Studies are great tools for PR-professionals. Sometimes, we issue them ourselves to use in PR-strategies, or we use them in our client presentations to make a case. So, of course we jump happily on new studies, as has happened with the recent Forrester podcasting report. The line everybody jumped on was:
Our survey showed that only 1% of online households in North America regularly download and listen to podcasts.
This lead to statements such as podcasting is still just for geeks for example. Over night, podcasting as a PR-tool becomes indefinitely harder to sell. Look at other stats though:
3% of people 12-24 attribute reduced use of radio to listening to podcasts.

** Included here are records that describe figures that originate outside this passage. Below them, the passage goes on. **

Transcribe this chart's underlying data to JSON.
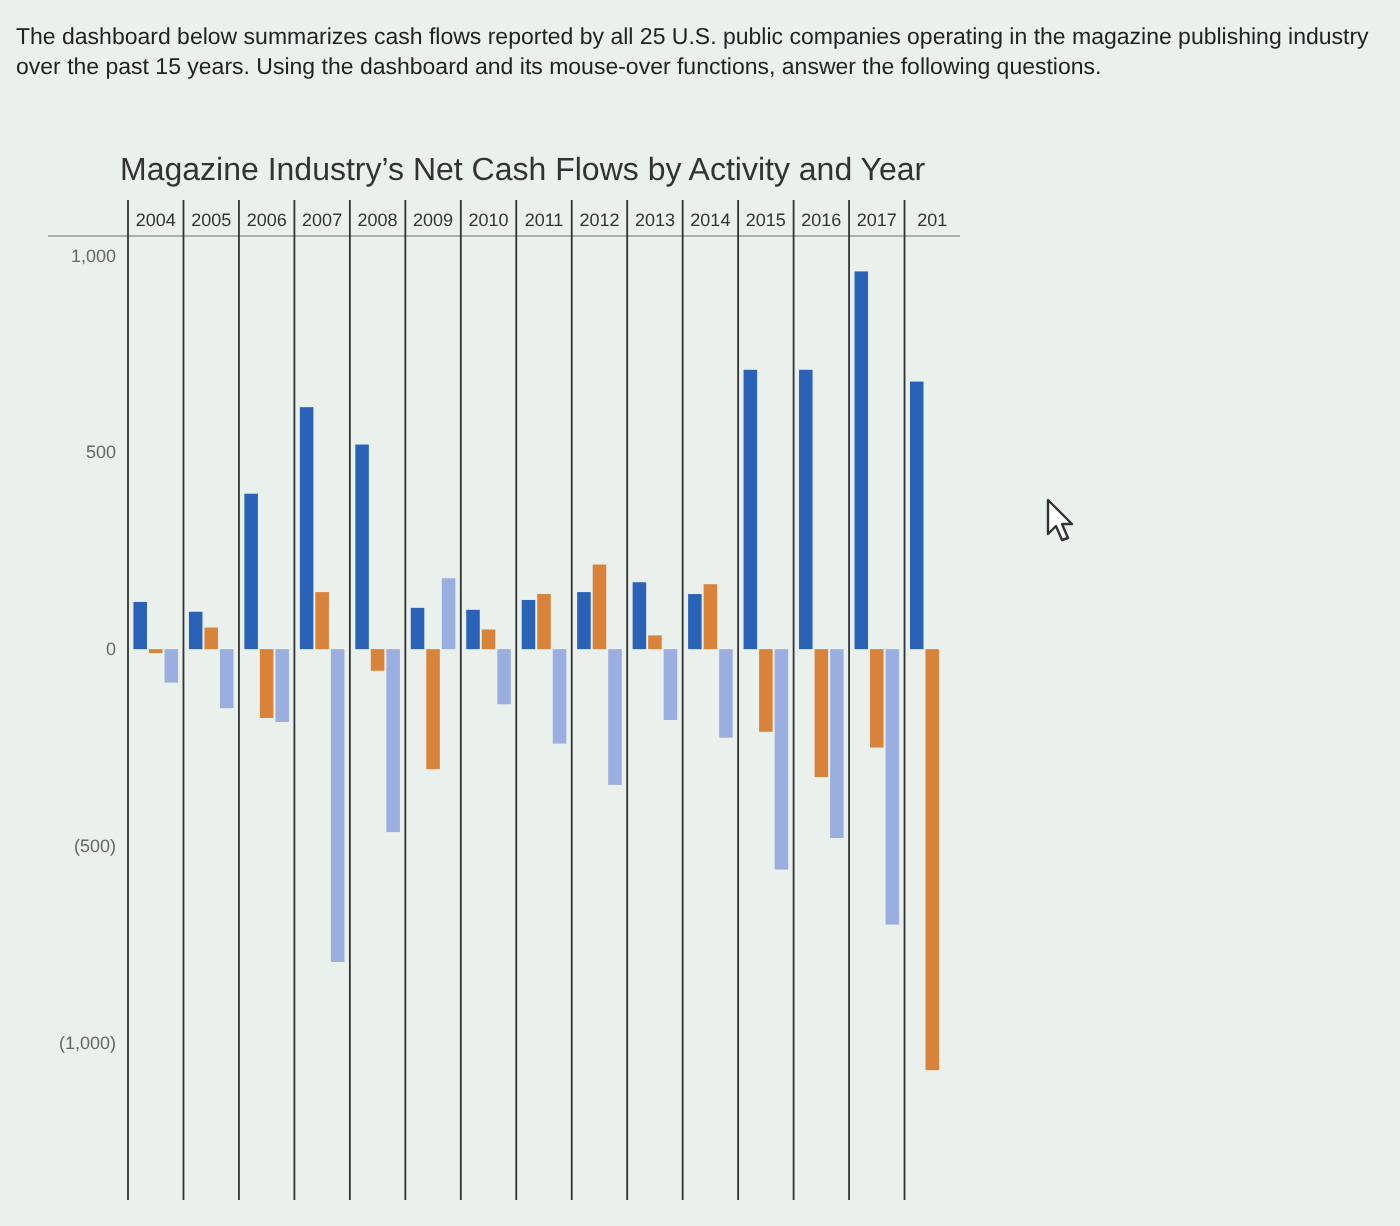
{
  "chart_data": {
    "type": "bar",
    "title": "Magazine Industry’s Net Cash Flows by Activity and Year",
    "annotations": [
      "The dashboard below summarizes cash flows reported by all 25 U.S. public companies operating in the magazine publishing industry over the past 15 years. Using the dashboard and its mouse-over functions, answer the following questions."
    ],
    "categories": [
      "2004",
      "2005",
      "2006",
      "2007",
      "2008",
      "2009",
      "2010",
      "2011",
      "2012",
      "2013",
      "2014",
      "2015",
      "2016",
      "2017",
      "201"
    ],
    "series": [
      {
        "color": "#2a62b8",
        "values": [
          120,
          95,
          395,
          615,
          520,
          105,
          100,
          125,
          145,
          170,
          140,
          710,
          710,
          960,
          680
        ]
      },
      {
        "color": "#d9823a",
        "values": [
          -10,
          55,
          -175,
          145,
          -55,
          -305,
          50,
          140,
          215,
          35,
          165,
          -210,
          -325,
          -250,
          -1070
        ]
      },
      {
        "color": "#9aaee0",
        "values": [
          -85,
          -150,
          -185,
          -795,
          -465,
          180,
          -140,
          -240,
          -345,
          -180,
          -225,
          -560,
          -480,
          -700,
          null
        ]
      }
    ],
    "ylim": [
      -1400,
      1050
    ],
    "yticks": [
      {
        "value": 1000,
        "label": "1,000"
      },
      {
        "value": 500,
        "label": "500"
      },
      0,
      {
        "value": -500,
        "label": "(500)"
      },
      {
        "value": -1000,
        "label": "(1,000)"
      }
    ],
    "grid": false
  }
}
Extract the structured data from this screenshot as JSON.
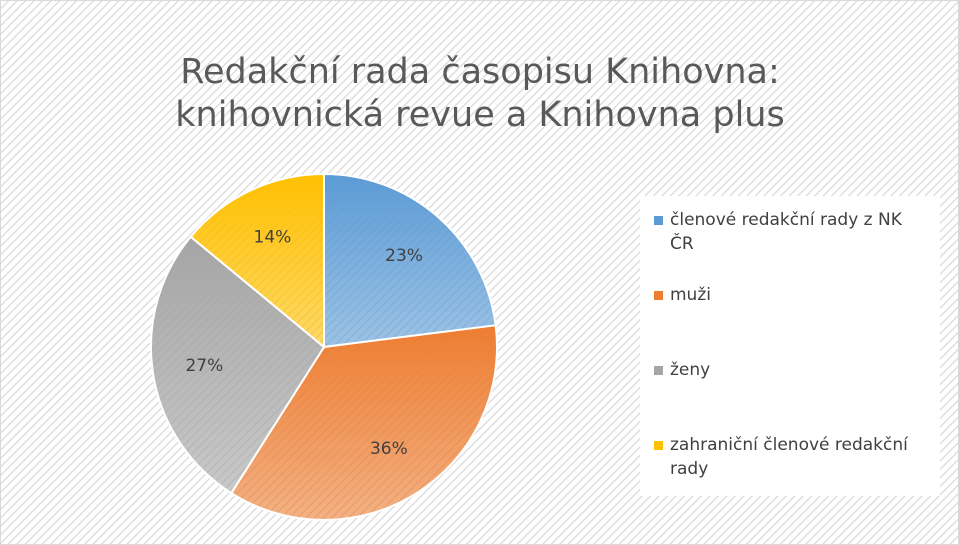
{
  "chart_data": {
    "type": "pie",
    "title": [
      "Redakční rada časopisu Knihovna:",
      "knihovnická revue a Knihovna plus"
    ],
    "categories": [
      "členové redakční rady z NK ČR",
      "muži",
      "ženy",
      "zahraniční členové redakční rady"
    ],
    "values": [
      23,
      36,
      27,
      14
    ],
    "value_labels": [
      "23%",
      "36%",
      "27%",
      "14%"
    ],
    "colors": [
      "#5b9bd5",
      "#ed7d31",
      "#a5a5a5",
      "#ffc000"
    ],
    "legend": "right"
  }
}
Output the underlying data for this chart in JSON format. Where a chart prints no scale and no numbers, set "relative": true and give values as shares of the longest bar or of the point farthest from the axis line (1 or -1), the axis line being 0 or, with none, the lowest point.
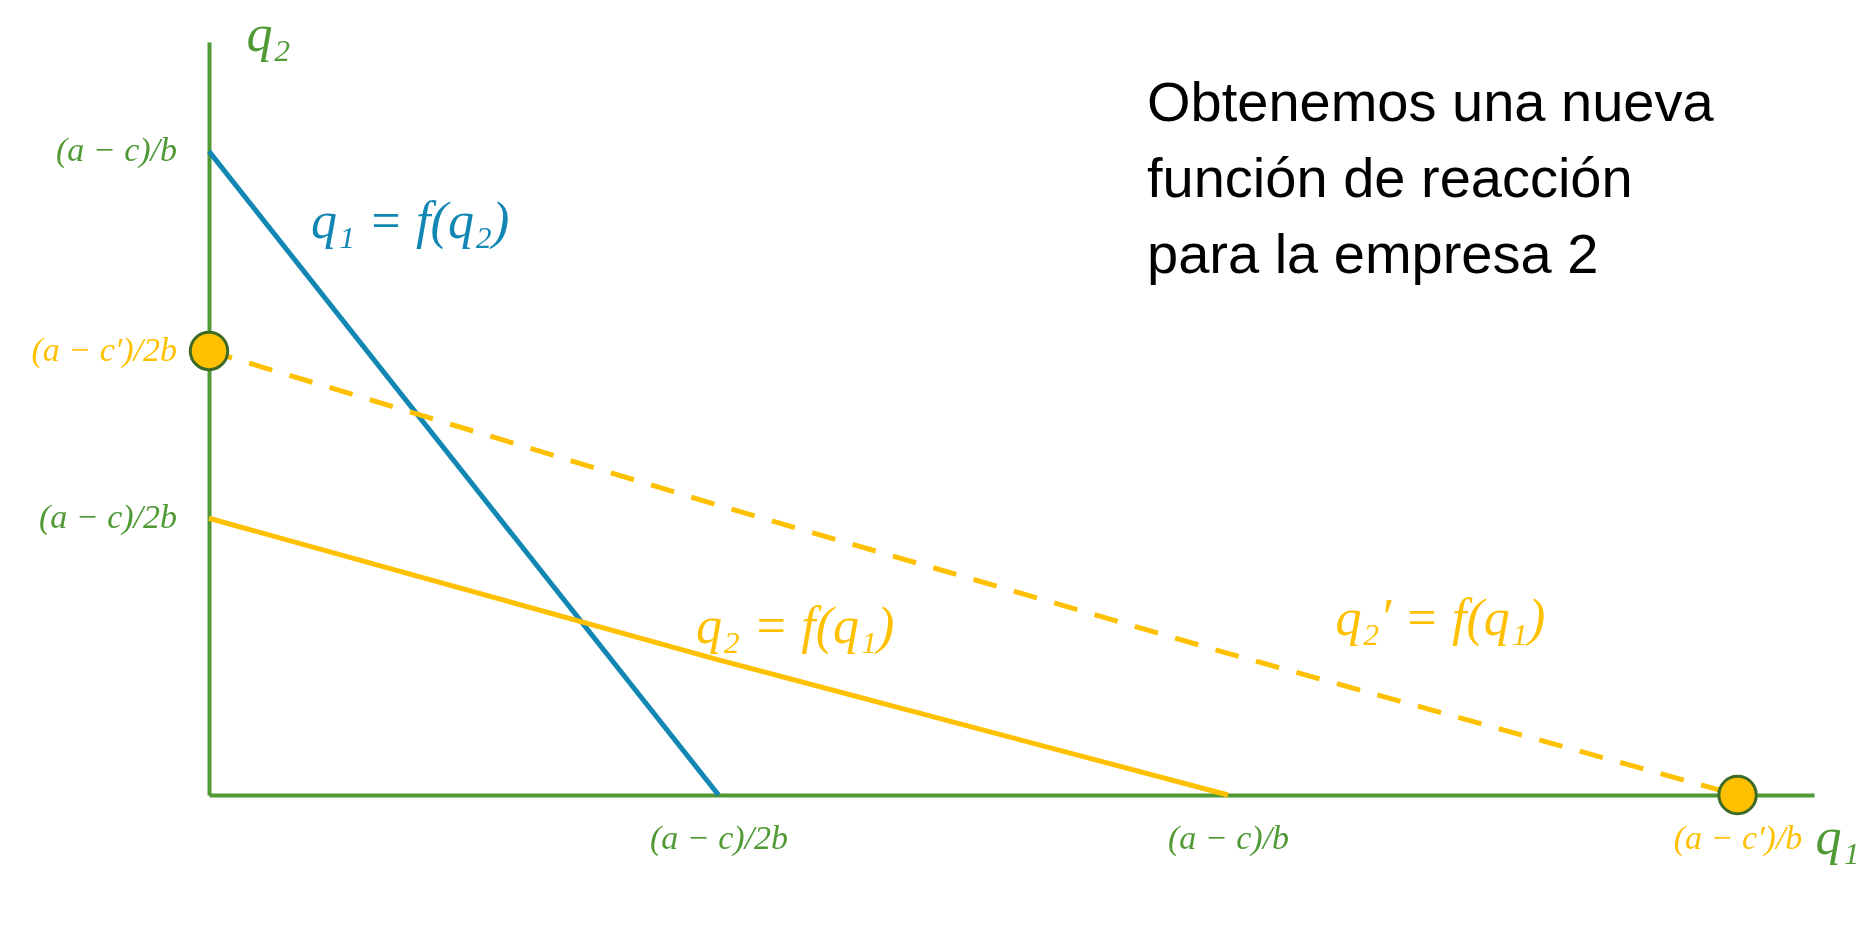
{
  "chart_data": {
    "type": "line",
    "relative": true,
    "xlabel": "q₁",
    "ylabel": "q₂",
    "categories": [
      null,
      "(a − c)/2b",
      "(a − c)/b",
      "(a − c′)/b"
    ],
    "series": [
      {
        "name": "q₁ = f(q₂)",
        "color": "#1287b3",
        "values": [
          1,
          0,
          null,
          null
        ]
      },
      {
        "name": "q₂ = f(q₁)",
        "color": "#ffc000",
        "values": [
          0.43,
          0.21,
          0,
          null
        ]
      },
      {
        "name": "q₂′ = f(q₁)",
        "color": "#ffc000",
        "values": [
          0.69,
          0.45,
          0.22,
          0
        ],
        "line_style": "dashed"
      },
      {
        "type": "scatter",
        "color": "#ffc000",
        "values": [
          0.69,
          null,
          null,
          0
        ],
        "marker": "circle"
      }
    ],
    "annotations": [
      "Obtenemos una nueva función de reacción para la empresa 2",
      "(a − c)/b",
      "(a − c′)/2b",
      "(a − c)/2b"
    ]
  }
}
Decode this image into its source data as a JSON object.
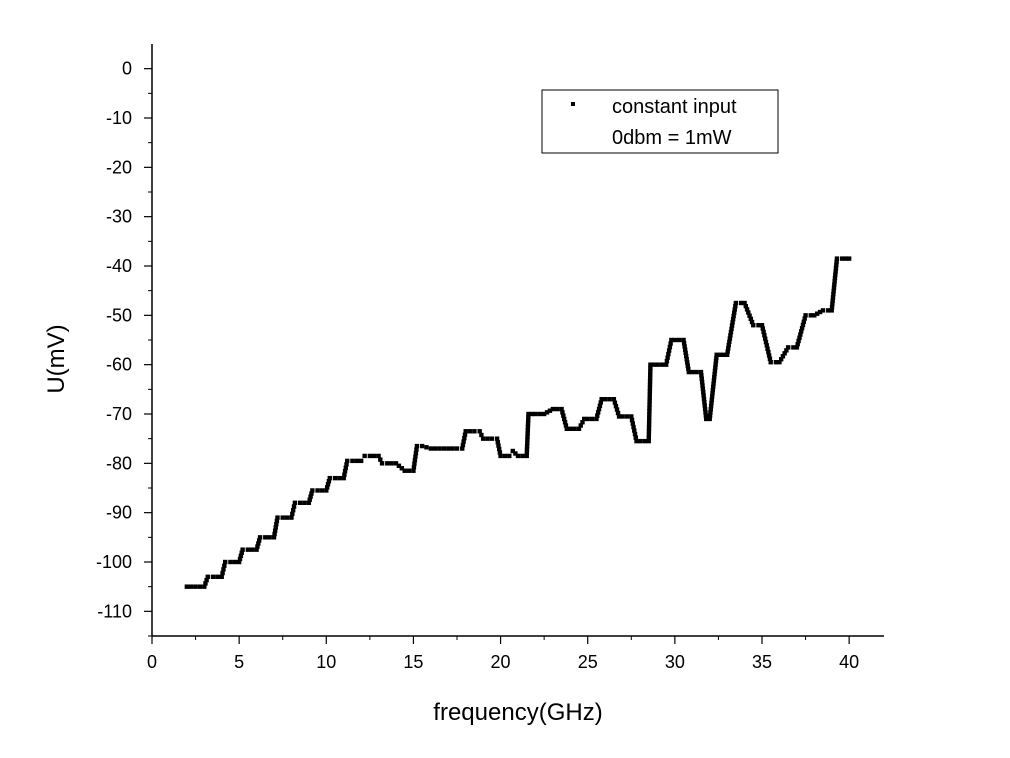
{
  "chart_data": {
    "type": "scatter",
    "title": "",
    "xlabel": "frequency(GHz)",
    "ylabel": "U(mV)",
    "xlim": [
      0,
      42
    ],
    "ylim": [
      -115,
      5
    ],
    "xticks": [
      0,
      5,
      10,
      15,
      20,
      25,
      30,
      35,
      40
    ],
    "yticks": [
      0,
      -10,
      -20,
      -30,
      -40,
      -50,
      -60,
      -70,
      -80,
      -90,
      -100,
      -110
    ],
    "grid": false,
    "legend": {
      "placement": "top-right",
      "entries": [
        "constant input",
        "0dbm = 1mW"
      ]
    },
    "series": [
      {
        "name": "constant input",
        "color": "#000000",
        "marker": "square",
        "x": [
          2.0,
          2.5,
          3.0,
          3.2,
          3.5,
          4.0,
          4.2,
          4.5,
          5.0,
          5.2,
          5.5,
          6.0,
          6.2,
          6.5,
          7.0,
          7.2,
          7.5,
          8.0,
          8.2,
          8.5,
          9.0,
          9.2,
          9.5,
          10.0,
          10.2,
          10.5,
          11.0,
          11.2,
          11.5,
          12.0,
          12.2,
          12.5,
          13.0,
          13.2,
          13.5,
          14.0,
          14.5,
          15.0,
          15.2,
          15.5,
          16.0,
          16.5,
          17.0,
          17.5,
          17.8,
          18.0,
          18.5,
          18.8,
          19.0,
          19.5,
          19.8,
          20.0,
          20.5,
          20.7,
          21.0,
          21.5,
          21.6,
          22.0,
          22.5,
          23.0,
          23.5,
          23.8,
          24.0,
          24.5,
          24.8,
          25.0,
          25.5,
          25.8,
          26.0,
          26.5,
          26.8,
          27.0,
          27.5,
          27.8,
          28.0,
          28.5,
          28.6,
          29.0,
          29.5,
          29.8,
          30.0,
          30.5,
          30.8,
          31.0,
          31.5,
          31.8,
          32.0,
          32.4,
          32.8,
          33.0,
          33.5,
          33.8,
          34.0,
          34.5,
          34.8,
          35.0,
          35.5,
          35.8,
          36.0,
          36.5,
          36.8,
          37.0,
          37.5,
          37.8,
          38.0,
          38.5,
          38.8,
          39.0,
          39.3,
          39.6,
          40.0
        ],
        "y": [
          -105,
          -105,
          -105,
          -103,
          -103,
          -103,
          -100,
          -100,
          -100,
          -97.5,
          -97.5,
          -97.5,
          -95,
          -95,
          -95,
          -91,
          -91,
          -91,
          -88,
          -88,
          -88,
          -85.5,
          -85.5,
          -85.5,
          -83,
          -83,
          -83,
          -79.5,
          -79.5,
          -79.5,
          -78.5,
          -78.5,
          -78.5,
          -80,
          -80,
          -80,
          -81.5,
          -81.5,
          -76.5,
          -76.5,
          -77,
          -77,
          -77,
          -77,
          -77,
          -73.5,
          -73.5,
          -73.5,
          -75,
          -75,
          -75,
          -78.5,
          -78.5,
          -77.5,
          -78.5,
          -78.5,
          -70,
          -70,
          -70,
          -69,
          -69,
          -73,
          -73,
          -73,
          -71,
          -71,
          -71,
          -67,
          -67,
          -67,
          -70.5,
          -70.5,
          -70.5,
          -75.5,
          -75.5,
          -75.5,
          -60,
          -60,
          -60,
          -55,
          -55,
          -55,
          -61.5,
          -61.5,
          -61.5,
          -71,
          -71,
          -58,
          -58,
          -58,
          -47.5,
          -47.5,
          -47.5,
          -52,
          -52,
          -52,
          -59.5,
          -59.5,
          -59.5,
          -56.5,
          -56.5,
          -56.5,
          -50,
          -50,
          -50,
          -49,
          -49,
          -49,
          -38.5,
          -38.5,
          -38.5
        ]
      }
    ]
  }
}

Podcasting is beginning to show evidence of cannibalizing radio’s time-spent-listening. (Link, study by Bridge Ratings)FeedBurner reports that the number of podcasts grows at a rate of 15%/month. (Link).
185.55 million users online in the US (Link, October 2005) via Neville
1 percent is about 1,8 million. Isn’t that a great number of potential customers? I’d say so. And remember, it is not about the numbers, but who listens. Listen to what guests on shows like the Gillmor Gang or Gillmor Daily have to say, how they have listened to this episode or that episode and enjoyed it (Hugh McLeod and Robert Scoble are two recent examples).
The potential is immense, and in my opinion, the Forrester report took a little air out of it, even if unintended. I’d go exactly the other way. Make one yourself. Keep it up. Tell everybody about it.